Showing posts with label Protestant Work Ethic. Show all posts
Showing posts with label Protestant Work Ethic. Show all posts

Sunday, February 23, 2025

What's wrong with the United States? The Protestant Work Ethic.


Professor Galloway "on follow your passion".


His advice?

Don't.

More particularly, his advice is dedicated yourself relentlessly to something you are good at, and it will become your passion, in no small part as you'll make money at it.

There's plenty of evidence that's right. . . and just as much that it's wrong.

Professor Galloway is a Calvinist.  He comes by it naturally as his father is from Scotland.  

Oh, sure, you'll note that Galloway states he's an atheist. Well, like a lot of people who are something on an existential level, he doesn't know what he actual is. And what that is, is a Calvinist.  Perhaps a cultural Calvinist, but a Calvinist.

And it was Calvin, not the Church of England, or the Lutherans, who gave us the Protestant Work Ethic.

Well, that's great, right?

Not so much.

John Calvin was as French radical Protestant reformer who was grim in his outlook and basically an asshole.  One of his central core beliefs was double predestination, which held that from the moment of conception almost everyone was going to Hell.  

Calvin taught that all men must work, even the wealthy, because to work was the will of God. Irrespective of their ultimate fate, which they could in no way impact, it was the unyielding duty of men (and I do men men) to toil here on Earth as part of God's plan to continue the creation of the Earth.  Men were not, in his view, to become wealthy, I'd note, but were to reinvest the fruits of their labor over and over again, ad infinitum, or to the end of time.

Calvin held that using profits to help others rise from a lessor level of subsistence violated God's will since persons could only demonstrate that they were among the Elect through their own labor.

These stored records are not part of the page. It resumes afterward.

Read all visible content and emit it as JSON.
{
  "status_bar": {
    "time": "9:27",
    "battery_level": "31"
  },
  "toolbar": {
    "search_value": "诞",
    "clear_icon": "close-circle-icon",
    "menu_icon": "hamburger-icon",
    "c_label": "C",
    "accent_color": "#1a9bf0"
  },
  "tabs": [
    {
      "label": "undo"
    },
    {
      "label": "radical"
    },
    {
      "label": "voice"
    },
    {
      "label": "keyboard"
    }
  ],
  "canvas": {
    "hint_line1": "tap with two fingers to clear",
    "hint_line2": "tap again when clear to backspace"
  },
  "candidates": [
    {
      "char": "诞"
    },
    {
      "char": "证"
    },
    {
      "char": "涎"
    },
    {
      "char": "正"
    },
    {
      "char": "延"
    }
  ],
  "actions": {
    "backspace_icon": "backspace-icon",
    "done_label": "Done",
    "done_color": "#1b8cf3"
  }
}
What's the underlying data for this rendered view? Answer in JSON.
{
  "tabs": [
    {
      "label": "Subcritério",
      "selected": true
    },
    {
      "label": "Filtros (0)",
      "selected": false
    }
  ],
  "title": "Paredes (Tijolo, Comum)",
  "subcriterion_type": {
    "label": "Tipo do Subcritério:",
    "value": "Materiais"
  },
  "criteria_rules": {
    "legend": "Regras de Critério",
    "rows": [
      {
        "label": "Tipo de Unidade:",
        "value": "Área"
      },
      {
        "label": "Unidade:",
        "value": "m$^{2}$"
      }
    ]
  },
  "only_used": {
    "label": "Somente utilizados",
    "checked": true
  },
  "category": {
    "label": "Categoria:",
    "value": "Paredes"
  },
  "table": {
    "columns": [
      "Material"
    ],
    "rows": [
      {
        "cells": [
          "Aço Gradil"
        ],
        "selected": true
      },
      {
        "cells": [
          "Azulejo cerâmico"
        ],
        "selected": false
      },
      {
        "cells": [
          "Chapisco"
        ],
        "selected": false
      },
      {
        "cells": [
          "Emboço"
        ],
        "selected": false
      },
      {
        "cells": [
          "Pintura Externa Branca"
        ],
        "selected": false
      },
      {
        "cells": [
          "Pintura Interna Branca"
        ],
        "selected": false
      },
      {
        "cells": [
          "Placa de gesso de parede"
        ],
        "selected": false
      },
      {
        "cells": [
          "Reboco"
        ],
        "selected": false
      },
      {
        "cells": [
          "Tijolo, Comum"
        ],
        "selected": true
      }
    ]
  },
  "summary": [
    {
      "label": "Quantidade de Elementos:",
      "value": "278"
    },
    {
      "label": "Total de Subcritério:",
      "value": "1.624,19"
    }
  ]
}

The Puritans were Calvinists, and so were the Presbyterians, the latter of which has generally slacked up on Calvinist theology a great deal.  None the less, the impact of Calvinism on the US has been huge.  It founded the thesis that you should work and work, well past the point where accumulation of wealth made any sense.  When you look at people like Elon Must or Donald Trump who have vast sums of wealth but keep accumulating, you are seeing the Protestant work ethic at work.

You are also seeing it when you lay people off in droves. They're lessors, and their economic plight is existentially foreordained.  If they were among the Elect, this wouldn't be happening to them.

Work is what it's all about.

You see that well expressed in Galloway's comments.  Galloway is an opponent of Musk, but they have essentially the same view on work.  Galloway presents in the grim Calvinist style.  You must find productive and useful work and love it, as that's the ticket to everything.

It isn't.

Contrary to what Galloway things, for one things, there are plenty of people who have done well in their carers and know a lot about what they do and hate it.  The legal profession is a poster child for this, but I've found it to be the case for medicine as well.  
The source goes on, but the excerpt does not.